As is known, the values of the main parameters of the meta-heuristic algorithms significantly affect their performance. In this research, the main parameters of the GWO were tuned using a robust design approach within five repetitions to obtain the best possible solution. One of the most critical parameters of the GWO is convergence constant. The optimal value of this parameter is also obtained using Taguchi method. As mentioned earlier, this parameter makes the appropriate trade-off between exploration and exploitation abilities of the GWO. Thus, by obtaining the optimal value of this parameter, the GWO reached its maximum efficiency in solving the problem, since it makes the best possible trade-off between exploration and exploitation. All the above-mentioned three reasons make the GWO a powerful algorithm in solving the problem.

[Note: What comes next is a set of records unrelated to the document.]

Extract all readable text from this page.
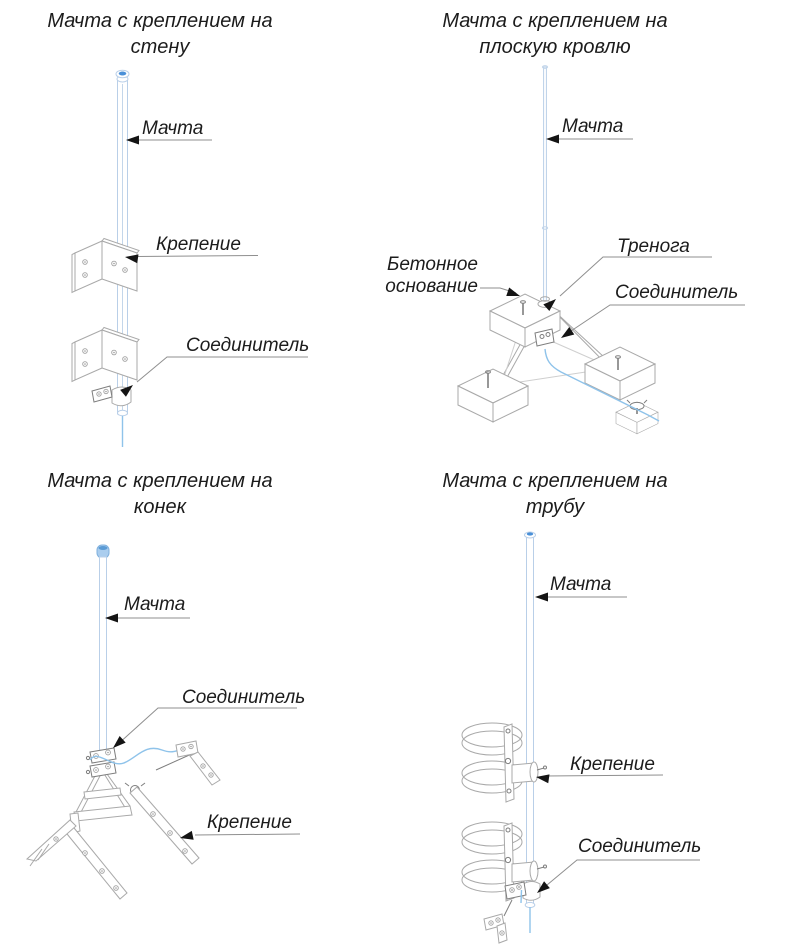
Мачта с креплением на
стену
Мачта с креплением на
плоскую кровлю
Мачта с креплением на
конек
Мачта с креплением на
трубу
Мачта
Крепение
Соединитель
Мачта
Тренога
Бетонное
основание	Соединитель
Мачта
Соединитель
Крепение
Мачта
Крепение
Соединитель
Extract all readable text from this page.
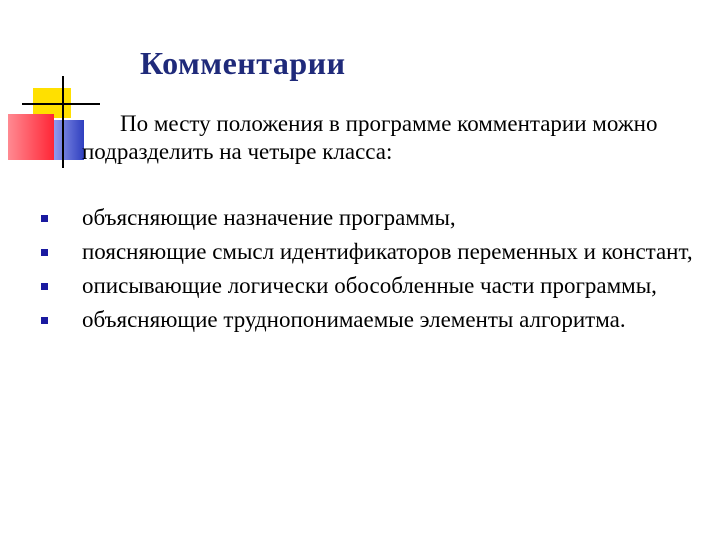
Комментарии

По месту положения в программе комментарии можно подразделить на четыре класса:

объясняющие назначение программы,
поясняющие смысл идентификаторов переменных и констант,
описывающие логически обособленные части программы,
объясняющие труднопонимаемые элементы алгоритма.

As is clear, the other algorithms in the literature lack from an efficient exploration and exploitation abilities. The best values of the main parameters of those algorithms are obtained by trial and error which does not guarantee the optimality of the values of the main parameters. In addition, they may lack from an efficient constraint handling procedure.

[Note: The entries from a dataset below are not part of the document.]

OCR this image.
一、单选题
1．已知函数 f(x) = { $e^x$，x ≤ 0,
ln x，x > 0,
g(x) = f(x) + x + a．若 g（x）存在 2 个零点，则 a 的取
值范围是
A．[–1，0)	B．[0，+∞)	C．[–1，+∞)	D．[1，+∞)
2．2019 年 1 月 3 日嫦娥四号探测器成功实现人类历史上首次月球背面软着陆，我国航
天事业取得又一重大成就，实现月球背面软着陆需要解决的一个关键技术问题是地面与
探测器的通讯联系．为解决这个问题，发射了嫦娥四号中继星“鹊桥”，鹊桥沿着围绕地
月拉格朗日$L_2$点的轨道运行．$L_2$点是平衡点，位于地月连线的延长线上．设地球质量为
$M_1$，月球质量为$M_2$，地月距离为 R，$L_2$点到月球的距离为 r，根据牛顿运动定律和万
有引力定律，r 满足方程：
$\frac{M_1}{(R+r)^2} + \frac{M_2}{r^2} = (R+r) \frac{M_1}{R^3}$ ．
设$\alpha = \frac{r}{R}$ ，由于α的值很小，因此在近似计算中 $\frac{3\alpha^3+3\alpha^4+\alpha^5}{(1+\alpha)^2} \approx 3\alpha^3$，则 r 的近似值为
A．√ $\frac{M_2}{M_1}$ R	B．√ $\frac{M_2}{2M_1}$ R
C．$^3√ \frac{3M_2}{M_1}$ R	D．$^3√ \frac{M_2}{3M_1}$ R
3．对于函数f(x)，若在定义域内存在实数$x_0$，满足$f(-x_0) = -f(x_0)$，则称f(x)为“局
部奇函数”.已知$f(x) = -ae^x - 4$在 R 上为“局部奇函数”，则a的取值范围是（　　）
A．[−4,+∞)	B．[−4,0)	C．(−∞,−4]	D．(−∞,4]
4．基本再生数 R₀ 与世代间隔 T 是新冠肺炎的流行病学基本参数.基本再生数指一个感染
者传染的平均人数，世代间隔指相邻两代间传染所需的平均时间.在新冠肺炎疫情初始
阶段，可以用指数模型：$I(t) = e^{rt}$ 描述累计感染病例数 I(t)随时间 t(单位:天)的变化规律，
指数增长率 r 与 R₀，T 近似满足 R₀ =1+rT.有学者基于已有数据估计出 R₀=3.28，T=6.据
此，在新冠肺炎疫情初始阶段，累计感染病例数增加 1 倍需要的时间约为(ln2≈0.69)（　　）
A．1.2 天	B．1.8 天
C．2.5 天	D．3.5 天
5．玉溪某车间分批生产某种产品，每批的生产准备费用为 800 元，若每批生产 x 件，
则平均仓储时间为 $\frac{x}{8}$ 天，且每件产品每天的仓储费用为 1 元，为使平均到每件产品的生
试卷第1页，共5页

Note that in all the simulations, the number of function evaluations (NFE) of the RGWO was 80,500, while the computation time was <10 s. Although the NFE of the RGWO is high, it can solve the problem accurately and very fast.

6 Conclusion

This paper aims to minimize total production time in a multi-pass milling process. Since the mathematical model of the multi-pass milling process is nonlinear programming, traditional techniques cannot solve the problem efficiently. Therefore, in this research a novel RGWO developed to solve the optimization problem. A robust design methodology named Taguchi method was implemented to tune the parameters of the GWO. Thus, in contradiction to previous researches, costly experiments are not required to calibrate the values of input parameters of the algorithm. The optimal values of the main parameters of the GWO guarantee the best appropriate trade-off between exploration and exploitation abilities of the algorithm. Also, an efficient constraint handling technique was utilized to handle complex operational constraints of the problem. By solving an experimental example, the effectiveness and applicability of the proposed RGWO was investigated. The performance of the RGWO was compared to the other solution methods in the literature as well as two novel meta-heuristic algorithms named dragonfly algorithm and multi-verse optimizer. The results indicated that the RGWO outperforms the other solution methods in the literature as well as novel meta-heuristic algorithms in minimizing total production time. Using the robust design methodology and efficient constraint handling approach, the RGWO was able to obtain the best feasible solution for different cutting strategies.

For future research, it is very interesting to consider some of the main parameters of the mathematical model under uncertainty and develop more realistic models. Considering different other operational constraints of the multi-pass milling process as well as multiple objectives will absolutely help the decision-maker to choose the best possible solution. Developing other efficient solution methodologies to solve the problem would be worthwhile. Using other constraint handling techniques to solve the problem is another extension of this research.